Simulation of a Pro-Atherogenic High-Risk Carotid Artery Bifurcation Geometry

Pathological blood flow-induced shear stress is associated with atherosclerosis, a cardiovascular disease that is a leading cause of deaths in the US. Physiological flow CFD simulations are used to investigate the following wall-shear-stress metrics: time-averaged-wall-shear-stress (TAWSS), oscillatory shear index (OSI) and relative residence time (RRT) in carotid artery bifurcation models. Two carotid artery geometries were adopted from patient-averaged anatomies with different internal, external, and common carotid artery features (ICA, ECA and CCA, respectively).
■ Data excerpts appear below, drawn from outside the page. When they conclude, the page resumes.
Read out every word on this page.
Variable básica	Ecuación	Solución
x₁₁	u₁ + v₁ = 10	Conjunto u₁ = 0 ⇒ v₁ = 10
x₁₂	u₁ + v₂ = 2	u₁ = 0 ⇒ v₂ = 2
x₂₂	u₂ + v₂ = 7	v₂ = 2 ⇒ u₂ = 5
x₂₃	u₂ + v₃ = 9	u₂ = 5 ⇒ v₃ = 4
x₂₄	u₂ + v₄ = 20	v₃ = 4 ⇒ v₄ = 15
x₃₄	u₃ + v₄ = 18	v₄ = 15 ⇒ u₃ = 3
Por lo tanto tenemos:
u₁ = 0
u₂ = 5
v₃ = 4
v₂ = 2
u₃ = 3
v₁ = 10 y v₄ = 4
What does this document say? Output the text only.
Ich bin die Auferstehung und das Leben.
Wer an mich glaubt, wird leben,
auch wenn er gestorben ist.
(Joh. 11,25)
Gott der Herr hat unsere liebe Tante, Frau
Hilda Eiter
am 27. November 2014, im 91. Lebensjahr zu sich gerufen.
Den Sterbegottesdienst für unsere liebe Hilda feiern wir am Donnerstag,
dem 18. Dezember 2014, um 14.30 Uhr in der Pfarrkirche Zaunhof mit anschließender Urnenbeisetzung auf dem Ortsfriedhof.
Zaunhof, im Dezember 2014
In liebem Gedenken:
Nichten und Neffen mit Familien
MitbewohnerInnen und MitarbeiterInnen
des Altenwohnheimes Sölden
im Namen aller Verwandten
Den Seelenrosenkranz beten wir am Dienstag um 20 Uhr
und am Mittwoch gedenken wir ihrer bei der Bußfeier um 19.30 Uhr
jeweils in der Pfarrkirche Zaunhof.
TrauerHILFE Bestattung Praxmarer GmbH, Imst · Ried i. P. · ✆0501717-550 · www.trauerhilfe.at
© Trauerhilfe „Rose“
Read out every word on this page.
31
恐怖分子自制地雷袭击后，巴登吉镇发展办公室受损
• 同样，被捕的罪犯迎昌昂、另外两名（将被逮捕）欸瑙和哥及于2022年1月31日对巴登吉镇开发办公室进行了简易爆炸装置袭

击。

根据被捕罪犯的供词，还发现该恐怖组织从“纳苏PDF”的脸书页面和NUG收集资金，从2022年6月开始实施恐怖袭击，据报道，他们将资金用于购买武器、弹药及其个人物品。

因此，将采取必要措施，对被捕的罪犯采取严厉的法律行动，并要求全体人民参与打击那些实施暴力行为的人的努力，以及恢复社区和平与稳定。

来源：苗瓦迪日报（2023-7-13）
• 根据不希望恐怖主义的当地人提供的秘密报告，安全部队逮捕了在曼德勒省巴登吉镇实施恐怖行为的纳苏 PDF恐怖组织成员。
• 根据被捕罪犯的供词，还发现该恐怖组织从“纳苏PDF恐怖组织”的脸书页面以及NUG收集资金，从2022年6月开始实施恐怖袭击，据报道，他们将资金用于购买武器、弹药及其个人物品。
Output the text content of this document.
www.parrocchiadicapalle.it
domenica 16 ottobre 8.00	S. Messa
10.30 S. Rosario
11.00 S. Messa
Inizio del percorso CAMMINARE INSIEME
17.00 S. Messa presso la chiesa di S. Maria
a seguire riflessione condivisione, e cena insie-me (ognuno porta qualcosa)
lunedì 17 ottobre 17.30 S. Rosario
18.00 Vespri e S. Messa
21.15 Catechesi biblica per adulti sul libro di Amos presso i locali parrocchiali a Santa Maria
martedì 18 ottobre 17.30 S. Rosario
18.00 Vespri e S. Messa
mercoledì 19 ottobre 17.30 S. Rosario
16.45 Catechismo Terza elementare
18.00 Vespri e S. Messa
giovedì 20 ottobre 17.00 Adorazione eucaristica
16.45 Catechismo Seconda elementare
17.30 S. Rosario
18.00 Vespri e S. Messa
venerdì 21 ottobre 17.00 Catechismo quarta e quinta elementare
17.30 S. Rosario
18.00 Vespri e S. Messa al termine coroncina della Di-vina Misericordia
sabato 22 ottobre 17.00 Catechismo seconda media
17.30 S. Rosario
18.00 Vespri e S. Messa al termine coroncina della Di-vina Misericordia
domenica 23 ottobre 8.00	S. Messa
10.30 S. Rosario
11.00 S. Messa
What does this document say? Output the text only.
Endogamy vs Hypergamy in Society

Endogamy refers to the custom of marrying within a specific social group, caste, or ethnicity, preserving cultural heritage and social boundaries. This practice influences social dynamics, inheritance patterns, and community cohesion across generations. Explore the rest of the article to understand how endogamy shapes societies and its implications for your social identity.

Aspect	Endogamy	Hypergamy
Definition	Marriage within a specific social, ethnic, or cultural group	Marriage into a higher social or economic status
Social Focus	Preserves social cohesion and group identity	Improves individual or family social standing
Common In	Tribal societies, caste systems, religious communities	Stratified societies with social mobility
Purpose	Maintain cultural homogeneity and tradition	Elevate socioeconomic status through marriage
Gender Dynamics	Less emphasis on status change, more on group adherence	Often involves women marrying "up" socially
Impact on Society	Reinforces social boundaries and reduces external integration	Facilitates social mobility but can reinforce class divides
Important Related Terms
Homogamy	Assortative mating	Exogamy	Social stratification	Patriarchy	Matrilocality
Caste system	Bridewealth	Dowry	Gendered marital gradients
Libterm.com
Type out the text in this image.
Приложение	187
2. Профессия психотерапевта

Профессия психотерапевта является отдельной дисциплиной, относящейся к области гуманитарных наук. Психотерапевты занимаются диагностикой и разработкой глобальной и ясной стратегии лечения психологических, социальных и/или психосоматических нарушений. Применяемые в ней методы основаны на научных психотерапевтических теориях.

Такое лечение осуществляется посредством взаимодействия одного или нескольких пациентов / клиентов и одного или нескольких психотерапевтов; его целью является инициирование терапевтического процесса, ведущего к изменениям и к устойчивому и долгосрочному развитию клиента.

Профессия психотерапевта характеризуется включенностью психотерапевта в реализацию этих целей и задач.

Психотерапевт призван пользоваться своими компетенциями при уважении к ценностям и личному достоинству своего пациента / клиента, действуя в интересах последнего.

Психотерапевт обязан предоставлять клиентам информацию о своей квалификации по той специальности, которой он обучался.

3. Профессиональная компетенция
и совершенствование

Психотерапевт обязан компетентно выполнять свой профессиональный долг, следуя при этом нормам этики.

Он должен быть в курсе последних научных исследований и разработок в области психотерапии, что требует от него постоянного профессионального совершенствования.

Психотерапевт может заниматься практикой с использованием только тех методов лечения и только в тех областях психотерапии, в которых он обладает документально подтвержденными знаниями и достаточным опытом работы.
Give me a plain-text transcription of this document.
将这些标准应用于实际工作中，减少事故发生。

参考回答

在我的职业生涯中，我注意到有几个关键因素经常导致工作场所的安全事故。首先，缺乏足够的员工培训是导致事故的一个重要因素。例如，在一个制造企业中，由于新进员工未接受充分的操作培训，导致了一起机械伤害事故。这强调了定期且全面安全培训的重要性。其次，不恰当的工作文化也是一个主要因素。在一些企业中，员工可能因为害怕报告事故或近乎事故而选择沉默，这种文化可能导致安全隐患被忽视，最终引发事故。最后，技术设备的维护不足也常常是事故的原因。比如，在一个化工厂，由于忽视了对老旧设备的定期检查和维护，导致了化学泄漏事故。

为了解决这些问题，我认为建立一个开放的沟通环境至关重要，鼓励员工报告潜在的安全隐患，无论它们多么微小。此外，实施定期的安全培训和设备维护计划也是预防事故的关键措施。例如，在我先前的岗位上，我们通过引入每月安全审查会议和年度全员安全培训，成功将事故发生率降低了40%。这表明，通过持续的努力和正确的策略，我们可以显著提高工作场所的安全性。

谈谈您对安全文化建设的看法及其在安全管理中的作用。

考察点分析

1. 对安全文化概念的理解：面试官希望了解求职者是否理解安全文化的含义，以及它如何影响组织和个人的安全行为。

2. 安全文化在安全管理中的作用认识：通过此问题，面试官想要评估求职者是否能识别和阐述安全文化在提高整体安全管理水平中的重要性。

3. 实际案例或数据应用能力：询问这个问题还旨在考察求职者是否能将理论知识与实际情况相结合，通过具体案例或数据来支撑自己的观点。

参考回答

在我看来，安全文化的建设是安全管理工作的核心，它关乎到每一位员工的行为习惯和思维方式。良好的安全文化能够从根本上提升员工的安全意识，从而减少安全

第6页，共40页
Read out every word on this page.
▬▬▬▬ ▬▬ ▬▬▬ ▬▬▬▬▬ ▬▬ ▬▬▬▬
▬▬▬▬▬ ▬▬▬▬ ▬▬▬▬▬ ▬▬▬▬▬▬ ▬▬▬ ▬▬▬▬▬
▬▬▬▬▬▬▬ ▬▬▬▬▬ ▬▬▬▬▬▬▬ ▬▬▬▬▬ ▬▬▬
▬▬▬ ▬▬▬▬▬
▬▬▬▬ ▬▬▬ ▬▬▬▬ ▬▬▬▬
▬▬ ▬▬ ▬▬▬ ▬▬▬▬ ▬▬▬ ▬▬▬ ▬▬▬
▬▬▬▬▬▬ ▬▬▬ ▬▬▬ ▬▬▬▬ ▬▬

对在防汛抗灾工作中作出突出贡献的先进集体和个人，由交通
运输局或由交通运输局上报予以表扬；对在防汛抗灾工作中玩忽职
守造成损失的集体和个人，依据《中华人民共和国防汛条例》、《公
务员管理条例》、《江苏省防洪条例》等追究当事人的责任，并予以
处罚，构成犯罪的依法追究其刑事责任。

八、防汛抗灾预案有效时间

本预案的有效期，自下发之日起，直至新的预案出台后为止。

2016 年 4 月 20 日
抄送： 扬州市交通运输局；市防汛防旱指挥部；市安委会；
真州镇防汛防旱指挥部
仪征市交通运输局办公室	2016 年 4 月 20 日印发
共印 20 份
The geometry associated with high risk of disease has a larger ICA angle, asymmetric branching angle and lower ICA/CCA diameter ratio than the low-risk case. Unsteady flow simulations employ a physiological inflow waveform and resistive outflow conditions. Low TAWSS regions, generally associated with plaques, were found at the outer ICA sinus wall for both geometries. The high-risk geometry exhibits flow separation and low WSS with high multi-directionality in the ICA. Furthermore, high OSI and RRT were observed at the ICA and ECA outer walls, downstream of the bifurcation for the high-risk geometry. Results demonstrate the utility of OSI and RRT, to augment classical TAWSS, as indicators of atherosclerosis risk.